Matko Perdijić

Personal information
- Full name: Matko Perdijić
- Date of birth: 26 May 1982 (age 44)
- Place of birth: Split, Croatia
- Height: 2.01 m (6 ft 7 in)
- Position: Goalkeeper

Team information
- Current team: Zagłębie Sosnowiec (goalkeeping coach)

Senior career*
- Years: Team / Apps / (Gls)
- 2001–2004: Mosor
- 2005–2006: Hajduk Split / 0 / (0)
- 2005–2006: → Šibenik (loan) / 4 / (0)
- 2006: GOŠK Dubrovnik
- 2007–2013: Ruch Chorzów / 36 / (0)
- 2013–2015: Cracovia / 4 / (0)
- 2015: Widzew Łódź / 0 / (0)
- 2015–2016: Zagłębie Sosnowiec / 4 / (0)
- 2016–2017: Polonia Bytom / 21 / (0)
- 2017–2021: Zagłębie Sosnowiec / 28 / (0)

= Matko Perdijić =

Croatian footballer

Matko Perdijić (born 26 May 1982) is a Croatian former professional footballer who played as a goalkeeper.
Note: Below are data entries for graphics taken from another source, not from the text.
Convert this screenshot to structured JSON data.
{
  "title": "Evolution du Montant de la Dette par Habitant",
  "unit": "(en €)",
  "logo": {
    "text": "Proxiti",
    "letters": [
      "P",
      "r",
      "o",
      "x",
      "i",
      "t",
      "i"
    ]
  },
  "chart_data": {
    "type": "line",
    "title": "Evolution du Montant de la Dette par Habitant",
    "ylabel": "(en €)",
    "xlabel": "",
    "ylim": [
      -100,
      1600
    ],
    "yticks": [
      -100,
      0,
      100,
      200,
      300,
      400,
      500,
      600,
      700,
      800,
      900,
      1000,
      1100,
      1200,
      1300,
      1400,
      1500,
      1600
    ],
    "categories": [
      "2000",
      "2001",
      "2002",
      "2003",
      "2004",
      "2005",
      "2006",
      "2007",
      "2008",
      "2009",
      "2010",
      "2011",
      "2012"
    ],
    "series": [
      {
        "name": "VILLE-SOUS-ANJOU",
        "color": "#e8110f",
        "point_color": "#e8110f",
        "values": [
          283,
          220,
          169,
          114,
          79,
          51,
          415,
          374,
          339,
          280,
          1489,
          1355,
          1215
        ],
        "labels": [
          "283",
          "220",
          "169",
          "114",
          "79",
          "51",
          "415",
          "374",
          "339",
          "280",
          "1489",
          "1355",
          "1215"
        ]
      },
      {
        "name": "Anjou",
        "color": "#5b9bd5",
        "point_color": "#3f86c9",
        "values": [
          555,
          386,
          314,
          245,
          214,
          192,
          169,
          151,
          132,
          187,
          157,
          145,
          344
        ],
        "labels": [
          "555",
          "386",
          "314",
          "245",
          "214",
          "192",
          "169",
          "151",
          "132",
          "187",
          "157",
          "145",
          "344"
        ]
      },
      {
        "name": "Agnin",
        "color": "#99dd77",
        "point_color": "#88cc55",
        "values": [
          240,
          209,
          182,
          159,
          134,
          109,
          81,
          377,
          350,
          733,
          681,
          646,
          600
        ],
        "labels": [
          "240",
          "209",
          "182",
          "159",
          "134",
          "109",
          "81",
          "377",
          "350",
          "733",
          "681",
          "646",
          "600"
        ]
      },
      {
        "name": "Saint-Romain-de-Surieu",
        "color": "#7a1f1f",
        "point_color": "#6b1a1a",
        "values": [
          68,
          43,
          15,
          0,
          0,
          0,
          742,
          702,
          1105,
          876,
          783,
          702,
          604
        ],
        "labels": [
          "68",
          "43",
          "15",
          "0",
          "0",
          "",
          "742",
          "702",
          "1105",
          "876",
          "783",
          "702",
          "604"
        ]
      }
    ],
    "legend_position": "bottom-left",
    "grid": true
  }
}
He currently works as a goalkeeping coach for Zagłębie Sosnowiec.

==Career==
As a 22-year-old, Perdijić joined Hajduk Split from Mosor at the start of 2005. After he finished a lengthy spell in Poland, he was appointed goalkeeper coach at Zagłębie Sosnowiec in January 2022.